Captain Scarlet‘s continuity was never 100% perfect (we celebrate Captain Scarlet Day on July 10th precisely because July 10th is such a thorny in-universe continuity date), but few shows can boast that claim. Episodes weren’t linked together with cliffhanger endings, often only a vague promise that certain things might potentially be followed up on later. Some of those things were, and some weren’t, but Captain Scarlet always treated its viewers with enough respect to know that when it did choose to return to a particular dangling plot thread those viewers were invested enough in the show to recall what had gone before and be anxious for new developments. This was also an approach that made 2005’s New Captain Scarlet so rewarding. When viewed through modern eyes the original Captain Scarlet’s attention to its own continuity may seem rather unremarkable – but when the era it was produced in is taken into account, the show is all the more impressive for attempting several running plotlines and recurring story threads that had no guarantee of being broadcast in any order that would make sense to viewers.
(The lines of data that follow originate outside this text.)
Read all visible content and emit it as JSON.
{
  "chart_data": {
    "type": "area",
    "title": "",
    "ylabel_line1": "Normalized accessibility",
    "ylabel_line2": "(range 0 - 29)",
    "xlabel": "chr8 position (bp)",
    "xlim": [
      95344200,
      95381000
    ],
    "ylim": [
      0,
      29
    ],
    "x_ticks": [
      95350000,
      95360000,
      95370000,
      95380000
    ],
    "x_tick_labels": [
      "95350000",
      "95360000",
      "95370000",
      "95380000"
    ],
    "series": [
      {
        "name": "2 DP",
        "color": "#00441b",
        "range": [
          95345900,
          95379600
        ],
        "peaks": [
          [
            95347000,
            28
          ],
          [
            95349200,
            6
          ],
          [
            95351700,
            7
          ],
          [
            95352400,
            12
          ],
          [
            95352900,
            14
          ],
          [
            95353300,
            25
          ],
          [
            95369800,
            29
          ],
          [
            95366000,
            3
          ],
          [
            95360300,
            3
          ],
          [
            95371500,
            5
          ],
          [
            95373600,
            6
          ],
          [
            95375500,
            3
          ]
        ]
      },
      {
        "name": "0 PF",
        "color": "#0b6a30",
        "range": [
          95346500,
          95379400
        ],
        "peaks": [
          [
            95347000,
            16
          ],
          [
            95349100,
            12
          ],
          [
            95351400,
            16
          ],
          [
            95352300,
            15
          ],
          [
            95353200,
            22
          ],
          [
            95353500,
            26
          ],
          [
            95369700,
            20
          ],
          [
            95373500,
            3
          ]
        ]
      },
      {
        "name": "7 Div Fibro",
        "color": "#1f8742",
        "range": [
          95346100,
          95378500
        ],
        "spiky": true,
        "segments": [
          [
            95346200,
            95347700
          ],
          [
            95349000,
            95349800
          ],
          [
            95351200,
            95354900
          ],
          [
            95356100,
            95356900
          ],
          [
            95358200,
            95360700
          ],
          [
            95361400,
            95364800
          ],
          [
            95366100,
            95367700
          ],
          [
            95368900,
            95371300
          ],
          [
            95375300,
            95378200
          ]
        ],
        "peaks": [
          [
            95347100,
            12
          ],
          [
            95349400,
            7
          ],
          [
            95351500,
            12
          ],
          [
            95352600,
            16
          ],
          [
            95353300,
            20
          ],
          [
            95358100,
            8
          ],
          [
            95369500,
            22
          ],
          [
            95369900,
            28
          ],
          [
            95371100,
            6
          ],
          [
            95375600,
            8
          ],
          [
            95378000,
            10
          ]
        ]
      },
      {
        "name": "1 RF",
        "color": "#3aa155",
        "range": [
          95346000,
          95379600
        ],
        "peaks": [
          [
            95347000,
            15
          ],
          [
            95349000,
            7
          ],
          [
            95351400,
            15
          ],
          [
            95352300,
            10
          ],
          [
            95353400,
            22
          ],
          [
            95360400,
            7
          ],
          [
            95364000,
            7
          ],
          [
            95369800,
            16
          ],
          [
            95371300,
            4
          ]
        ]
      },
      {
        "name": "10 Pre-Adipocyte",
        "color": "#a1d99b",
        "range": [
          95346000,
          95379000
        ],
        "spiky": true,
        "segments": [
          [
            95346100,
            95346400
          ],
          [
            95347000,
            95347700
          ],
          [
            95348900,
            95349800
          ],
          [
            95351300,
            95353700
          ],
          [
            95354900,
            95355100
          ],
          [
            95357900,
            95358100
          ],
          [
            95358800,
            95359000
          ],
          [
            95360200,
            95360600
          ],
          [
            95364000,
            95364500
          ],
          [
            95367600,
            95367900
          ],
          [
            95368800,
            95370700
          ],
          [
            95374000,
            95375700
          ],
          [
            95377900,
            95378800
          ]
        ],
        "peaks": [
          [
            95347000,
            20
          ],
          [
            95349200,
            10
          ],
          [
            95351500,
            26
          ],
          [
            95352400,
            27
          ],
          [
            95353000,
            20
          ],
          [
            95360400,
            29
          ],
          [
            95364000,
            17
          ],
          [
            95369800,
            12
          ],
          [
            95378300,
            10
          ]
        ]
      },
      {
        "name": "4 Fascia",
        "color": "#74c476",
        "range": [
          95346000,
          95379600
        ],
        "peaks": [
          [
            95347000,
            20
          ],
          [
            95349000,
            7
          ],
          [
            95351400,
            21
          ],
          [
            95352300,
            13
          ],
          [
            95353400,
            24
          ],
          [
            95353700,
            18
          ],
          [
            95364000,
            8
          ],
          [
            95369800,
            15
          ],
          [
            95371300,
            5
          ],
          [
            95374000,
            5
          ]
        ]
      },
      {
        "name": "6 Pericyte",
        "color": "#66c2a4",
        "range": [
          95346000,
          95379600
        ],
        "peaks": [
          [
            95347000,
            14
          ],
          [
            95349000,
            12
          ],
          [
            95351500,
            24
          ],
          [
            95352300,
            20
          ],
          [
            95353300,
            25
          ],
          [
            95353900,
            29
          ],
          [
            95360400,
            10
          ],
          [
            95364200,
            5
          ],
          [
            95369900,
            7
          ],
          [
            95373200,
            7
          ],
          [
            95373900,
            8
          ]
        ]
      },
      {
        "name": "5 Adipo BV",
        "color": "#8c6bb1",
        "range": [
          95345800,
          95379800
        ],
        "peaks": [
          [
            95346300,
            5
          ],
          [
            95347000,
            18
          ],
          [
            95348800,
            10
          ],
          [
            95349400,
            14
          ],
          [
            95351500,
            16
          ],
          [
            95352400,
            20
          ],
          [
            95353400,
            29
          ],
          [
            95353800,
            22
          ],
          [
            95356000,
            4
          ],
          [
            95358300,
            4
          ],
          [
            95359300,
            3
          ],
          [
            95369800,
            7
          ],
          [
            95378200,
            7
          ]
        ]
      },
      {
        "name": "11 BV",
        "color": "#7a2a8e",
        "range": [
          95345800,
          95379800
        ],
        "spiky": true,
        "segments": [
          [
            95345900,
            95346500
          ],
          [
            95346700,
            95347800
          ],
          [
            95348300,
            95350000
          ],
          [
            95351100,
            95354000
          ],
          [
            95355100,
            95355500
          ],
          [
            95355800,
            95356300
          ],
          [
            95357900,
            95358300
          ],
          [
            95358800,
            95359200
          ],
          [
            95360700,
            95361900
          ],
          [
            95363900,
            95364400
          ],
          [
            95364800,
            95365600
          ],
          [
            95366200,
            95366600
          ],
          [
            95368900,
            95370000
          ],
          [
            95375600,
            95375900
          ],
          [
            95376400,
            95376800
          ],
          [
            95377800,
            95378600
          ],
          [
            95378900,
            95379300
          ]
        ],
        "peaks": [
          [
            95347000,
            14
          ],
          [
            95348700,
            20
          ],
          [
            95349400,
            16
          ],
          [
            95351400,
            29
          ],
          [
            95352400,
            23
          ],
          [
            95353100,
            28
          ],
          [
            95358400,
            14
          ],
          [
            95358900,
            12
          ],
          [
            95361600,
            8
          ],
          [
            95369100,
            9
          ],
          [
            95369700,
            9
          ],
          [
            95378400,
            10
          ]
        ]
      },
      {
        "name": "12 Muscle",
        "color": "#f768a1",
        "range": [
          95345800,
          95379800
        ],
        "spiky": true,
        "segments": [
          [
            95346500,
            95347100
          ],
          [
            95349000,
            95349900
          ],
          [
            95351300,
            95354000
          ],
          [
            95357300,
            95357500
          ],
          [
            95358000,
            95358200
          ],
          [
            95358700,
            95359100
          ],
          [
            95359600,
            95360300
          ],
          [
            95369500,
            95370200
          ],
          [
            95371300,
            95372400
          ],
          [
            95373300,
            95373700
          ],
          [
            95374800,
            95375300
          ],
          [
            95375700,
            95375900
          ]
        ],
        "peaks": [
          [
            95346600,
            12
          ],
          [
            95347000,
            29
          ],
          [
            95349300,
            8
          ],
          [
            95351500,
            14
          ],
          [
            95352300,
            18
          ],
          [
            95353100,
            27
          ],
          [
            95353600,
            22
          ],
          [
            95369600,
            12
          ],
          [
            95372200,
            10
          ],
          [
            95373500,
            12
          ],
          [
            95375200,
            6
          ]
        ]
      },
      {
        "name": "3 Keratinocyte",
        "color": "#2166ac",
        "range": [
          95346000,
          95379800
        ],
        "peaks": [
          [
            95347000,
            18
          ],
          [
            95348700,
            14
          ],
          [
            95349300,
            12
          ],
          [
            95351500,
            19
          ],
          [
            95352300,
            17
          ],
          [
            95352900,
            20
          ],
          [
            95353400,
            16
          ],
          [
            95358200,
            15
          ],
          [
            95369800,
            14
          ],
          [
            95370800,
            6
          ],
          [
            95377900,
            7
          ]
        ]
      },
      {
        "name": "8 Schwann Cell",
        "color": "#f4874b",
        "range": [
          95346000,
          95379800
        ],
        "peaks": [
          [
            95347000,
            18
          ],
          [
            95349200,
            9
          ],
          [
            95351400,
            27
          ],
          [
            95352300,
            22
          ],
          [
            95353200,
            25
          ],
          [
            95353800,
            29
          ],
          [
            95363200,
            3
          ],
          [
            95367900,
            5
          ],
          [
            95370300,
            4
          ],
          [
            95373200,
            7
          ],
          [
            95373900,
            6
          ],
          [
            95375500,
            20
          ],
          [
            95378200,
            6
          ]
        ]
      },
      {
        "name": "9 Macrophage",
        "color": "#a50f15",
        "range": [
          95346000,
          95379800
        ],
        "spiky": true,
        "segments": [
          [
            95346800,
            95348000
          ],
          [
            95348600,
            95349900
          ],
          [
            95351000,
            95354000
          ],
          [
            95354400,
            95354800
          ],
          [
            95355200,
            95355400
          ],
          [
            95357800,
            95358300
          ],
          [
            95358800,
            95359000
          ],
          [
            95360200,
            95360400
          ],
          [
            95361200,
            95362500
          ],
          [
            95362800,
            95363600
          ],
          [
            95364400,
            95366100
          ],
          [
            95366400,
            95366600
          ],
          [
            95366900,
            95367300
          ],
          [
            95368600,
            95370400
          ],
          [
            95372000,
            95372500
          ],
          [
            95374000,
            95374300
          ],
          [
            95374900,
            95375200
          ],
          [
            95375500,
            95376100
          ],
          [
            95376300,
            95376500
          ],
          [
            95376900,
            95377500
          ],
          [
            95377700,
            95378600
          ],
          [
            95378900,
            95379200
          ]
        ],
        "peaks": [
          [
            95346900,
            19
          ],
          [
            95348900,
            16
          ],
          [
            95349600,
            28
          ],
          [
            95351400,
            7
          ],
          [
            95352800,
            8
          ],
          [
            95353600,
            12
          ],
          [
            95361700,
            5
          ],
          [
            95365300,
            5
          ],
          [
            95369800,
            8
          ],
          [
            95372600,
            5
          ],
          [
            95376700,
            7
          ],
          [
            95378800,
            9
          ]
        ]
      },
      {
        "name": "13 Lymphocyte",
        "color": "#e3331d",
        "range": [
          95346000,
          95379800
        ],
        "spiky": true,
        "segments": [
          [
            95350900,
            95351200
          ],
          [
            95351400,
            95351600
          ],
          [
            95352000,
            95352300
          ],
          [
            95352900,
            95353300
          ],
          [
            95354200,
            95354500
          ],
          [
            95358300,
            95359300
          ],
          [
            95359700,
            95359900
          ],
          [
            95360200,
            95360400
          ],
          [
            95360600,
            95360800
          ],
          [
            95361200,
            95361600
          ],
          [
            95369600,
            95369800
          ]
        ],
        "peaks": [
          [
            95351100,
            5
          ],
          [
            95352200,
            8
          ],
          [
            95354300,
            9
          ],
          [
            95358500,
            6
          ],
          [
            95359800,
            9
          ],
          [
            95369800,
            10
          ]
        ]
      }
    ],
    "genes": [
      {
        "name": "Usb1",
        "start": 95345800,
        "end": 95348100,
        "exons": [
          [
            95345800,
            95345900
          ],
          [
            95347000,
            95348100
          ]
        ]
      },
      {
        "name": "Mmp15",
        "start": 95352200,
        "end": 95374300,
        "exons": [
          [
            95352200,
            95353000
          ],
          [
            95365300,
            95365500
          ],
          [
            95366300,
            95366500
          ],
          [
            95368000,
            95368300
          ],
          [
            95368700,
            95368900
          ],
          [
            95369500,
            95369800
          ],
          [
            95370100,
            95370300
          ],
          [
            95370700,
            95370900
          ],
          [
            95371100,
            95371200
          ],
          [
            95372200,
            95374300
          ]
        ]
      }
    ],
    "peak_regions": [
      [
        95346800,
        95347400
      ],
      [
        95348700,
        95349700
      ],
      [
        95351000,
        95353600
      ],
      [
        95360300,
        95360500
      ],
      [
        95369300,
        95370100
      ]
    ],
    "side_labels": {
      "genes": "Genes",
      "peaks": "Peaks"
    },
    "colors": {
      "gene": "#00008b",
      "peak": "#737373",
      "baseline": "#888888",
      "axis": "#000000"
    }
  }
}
Even into the 1980s Captain Scarlet repeats were shown in bizarre orders that broke these carefully crafted strands of continuity, with Yorkshire Television showing Spectrum Strikes Back as the third episode (ahead of Operation Time as episode eight) while Central aired Flight to Atlantica (an episode which mentions the Mysteron detector) long before Operation Time and Spectrum Strikes Back.
Thankfully, these days we have DVDs and Blu-rays on which we can relive all thirty-two Captain Scarlet episodes in whichever order we want – and as a result, we can appreciate the show’s impressive episode-to-episode continuity the way its storytellers intended it to be experienced!